Posts tagged economics
Will Greece Get a Bailout?
Feb 10th
From Matthew Yglesias » Will Greece Get a Bailout?:
If the Greece moral hazard play winds up not working, then investors will start demanding higher interest payments from Ireland. And if they go down, you could have the equivalent of a bank runs start to endanger medium-sized countries like Spain and Italy. At that point, everyone’s screwed. So, yes, it would be crazy for Germans to let some kind of spiteful attitude toward fun-loving and overly-indebted southern Europeans allow an economic catastrophe to sweep across the continent.
Unemployment — not if you caused the crisis!
Jan 4th
So if you lost your firm billions of dollars, laid off tens of thousands and indirectly caused millions to lose their jobs and drove the unemployment rate to 10.3% well, the good news is it didn’t cost you your job! 92% of management in TARP funds recipients still have their jobs!
From A Fair Deal for Taxpayer Investments:
The executive leadership of the financial sector remain largely unchanged—92 percent of the management and directors of the top 17 recipients of TARP funds are still in office.
What’s a Bailed-Out Banker Really Worth?
Jan 3rd
Fascinating article on what’s happened with the bankers bailout. One intriguing quote compares executive compensation to the average employee::
Over the last 50 years, the ratio of top pay to average pay at public companies has multiplied roughly 11 times (24:1 to 275:1). That’s more pay in one workday for the chief executive than his average employee makes in a year.
Unemployment rate
Nov 18th
Pick your favorite, worst recession and compare with how we are doing now. There are even predictions that unemployment may reach 12%.
Unemployment is always a relative thing but this chart looks at employment as a percentage of the total work force.

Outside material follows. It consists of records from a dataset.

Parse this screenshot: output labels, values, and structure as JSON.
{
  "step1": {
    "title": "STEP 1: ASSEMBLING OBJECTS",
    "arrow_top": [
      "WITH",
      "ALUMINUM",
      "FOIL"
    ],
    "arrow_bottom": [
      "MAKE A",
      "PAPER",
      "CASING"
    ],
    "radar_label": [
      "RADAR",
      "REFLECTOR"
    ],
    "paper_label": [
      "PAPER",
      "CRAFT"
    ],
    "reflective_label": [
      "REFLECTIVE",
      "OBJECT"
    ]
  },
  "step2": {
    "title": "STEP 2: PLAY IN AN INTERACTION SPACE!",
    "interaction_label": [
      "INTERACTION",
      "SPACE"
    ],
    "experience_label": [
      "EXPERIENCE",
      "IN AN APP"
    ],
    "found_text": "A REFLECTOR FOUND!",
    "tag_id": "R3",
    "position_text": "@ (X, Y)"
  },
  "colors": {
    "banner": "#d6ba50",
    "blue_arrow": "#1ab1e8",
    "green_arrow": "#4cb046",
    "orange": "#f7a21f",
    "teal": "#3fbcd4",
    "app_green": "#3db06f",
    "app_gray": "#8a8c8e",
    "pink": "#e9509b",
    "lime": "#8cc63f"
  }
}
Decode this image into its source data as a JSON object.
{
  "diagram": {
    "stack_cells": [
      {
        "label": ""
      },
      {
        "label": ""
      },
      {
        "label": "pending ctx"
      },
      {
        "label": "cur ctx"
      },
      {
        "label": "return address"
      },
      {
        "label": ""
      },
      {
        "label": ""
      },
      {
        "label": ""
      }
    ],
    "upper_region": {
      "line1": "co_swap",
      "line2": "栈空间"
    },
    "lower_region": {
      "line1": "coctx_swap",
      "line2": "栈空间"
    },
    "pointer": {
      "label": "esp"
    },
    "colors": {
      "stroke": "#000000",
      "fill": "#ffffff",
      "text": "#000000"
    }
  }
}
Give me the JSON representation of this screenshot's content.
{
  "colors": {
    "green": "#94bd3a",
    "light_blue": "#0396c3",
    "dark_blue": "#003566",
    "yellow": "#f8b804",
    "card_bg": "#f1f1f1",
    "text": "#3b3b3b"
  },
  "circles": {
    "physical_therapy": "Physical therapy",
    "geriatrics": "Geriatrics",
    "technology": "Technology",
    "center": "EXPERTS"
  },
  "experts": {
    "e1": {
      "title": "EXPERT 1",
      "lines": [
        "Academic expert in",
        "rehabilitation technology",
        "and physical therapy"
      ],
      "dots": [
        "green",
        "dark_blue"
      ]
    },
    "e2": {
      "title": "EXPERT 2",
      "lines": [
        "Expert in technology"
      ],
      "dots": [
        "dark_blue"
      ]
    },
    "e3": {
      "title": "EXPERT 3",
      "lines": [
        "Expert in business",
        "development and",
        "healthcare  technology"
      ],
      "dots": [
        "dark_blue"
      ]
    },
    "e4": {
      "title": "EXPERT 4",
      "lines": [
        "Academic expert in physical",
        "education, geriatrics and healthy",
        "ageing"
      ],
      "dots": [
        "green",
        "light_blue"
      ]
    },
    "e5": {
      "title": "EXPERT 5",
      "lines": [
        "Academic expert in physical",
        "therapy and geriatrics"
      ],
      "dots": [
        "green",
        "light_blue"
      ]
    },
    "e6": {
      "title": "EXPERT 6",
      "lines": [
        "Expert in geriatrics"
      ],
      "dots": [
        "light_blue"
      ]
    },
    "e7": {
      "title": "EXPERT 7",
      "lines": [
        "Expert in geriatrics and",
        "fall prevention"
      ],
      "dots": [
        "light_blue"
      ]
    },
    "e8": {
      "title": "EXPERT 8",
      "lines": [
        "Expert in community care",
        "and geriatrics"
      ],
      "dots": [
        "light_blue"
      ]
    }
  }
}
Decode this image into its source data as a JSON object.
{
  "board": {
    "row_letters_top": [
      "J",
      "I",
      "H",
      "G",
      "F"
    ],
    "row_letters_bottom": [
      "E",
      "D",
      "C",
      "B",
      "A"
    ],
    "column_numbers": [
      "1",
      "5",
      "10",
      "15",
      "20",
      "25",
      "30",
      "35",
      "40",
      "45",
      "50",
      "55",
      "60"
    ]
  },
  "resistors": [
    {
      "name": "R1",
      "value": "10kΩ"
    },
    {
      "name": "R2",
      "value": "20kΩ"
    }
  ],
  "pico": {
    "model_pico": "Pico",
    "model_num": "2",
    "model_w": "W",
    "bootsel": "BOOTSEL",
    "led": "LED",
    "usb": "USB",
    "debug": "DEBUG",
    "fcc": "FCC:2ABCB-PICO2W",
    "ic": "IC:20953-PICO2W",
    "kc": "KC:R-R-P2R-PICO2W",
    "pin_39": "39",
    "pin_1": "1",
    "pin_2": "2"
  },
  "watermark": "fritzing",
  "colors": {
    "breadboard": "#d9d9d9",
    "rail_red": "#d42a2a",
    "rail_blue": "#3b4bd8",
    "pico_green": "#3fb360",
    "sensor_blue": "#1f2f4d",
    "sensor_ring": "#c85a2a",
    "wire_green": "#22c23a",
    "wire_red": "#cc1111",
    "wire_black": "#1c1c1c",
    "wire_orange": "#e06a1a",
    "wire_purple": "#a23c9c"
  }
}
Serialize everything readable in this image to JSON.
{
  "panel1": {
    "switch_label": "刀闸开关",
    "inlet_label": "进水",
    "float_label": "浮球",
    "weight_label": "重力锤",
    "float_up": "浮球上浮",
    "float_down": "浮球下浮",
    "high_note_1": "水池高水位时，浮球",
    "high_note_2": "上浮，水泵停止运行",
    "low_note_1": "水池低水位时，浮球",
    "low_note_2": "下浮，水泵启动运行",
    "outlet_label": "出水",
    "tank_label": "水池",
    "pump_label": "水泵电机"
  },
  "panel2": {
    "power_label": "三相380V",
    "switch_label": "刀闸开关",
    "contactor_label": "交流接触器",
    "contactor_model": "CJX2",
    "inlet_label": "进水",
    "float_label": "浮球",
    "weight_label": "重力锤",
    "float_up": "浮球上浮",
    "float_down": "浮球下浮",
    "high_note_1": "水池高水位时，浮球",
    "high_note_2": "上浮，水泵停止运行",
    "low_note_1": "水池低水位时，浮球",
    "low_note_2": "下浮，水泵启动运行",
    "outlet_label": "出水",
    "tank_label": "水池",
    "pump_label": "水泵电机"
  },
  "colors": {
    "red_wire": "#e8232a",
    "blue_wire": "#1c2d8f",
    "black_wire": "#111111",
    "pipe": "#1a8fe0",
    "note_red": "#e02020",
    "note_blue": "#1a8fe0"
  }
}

From Brad DeLong:
Unemployment post-recession
Jul 15th
This graph has been making the rounds (I got it from Barry Ritholtz’s). It shows the percentage change in unemployment (Y-axis) and the months since the official start of the recession.
What’s particularly dramatic about this is employment continues to worsen and over a much longer period of time than past recessions. E.g. this recession is going to be deeper and longer than past ones.
What I don’t like about this chart is that it is the percentage change in a rate. For example, the unemployment in 1960 was ~6%. A 50% increase brings it up to 9%. In 2007, unemployment was 4.5%. A 100% increase brings it up to 9%, too.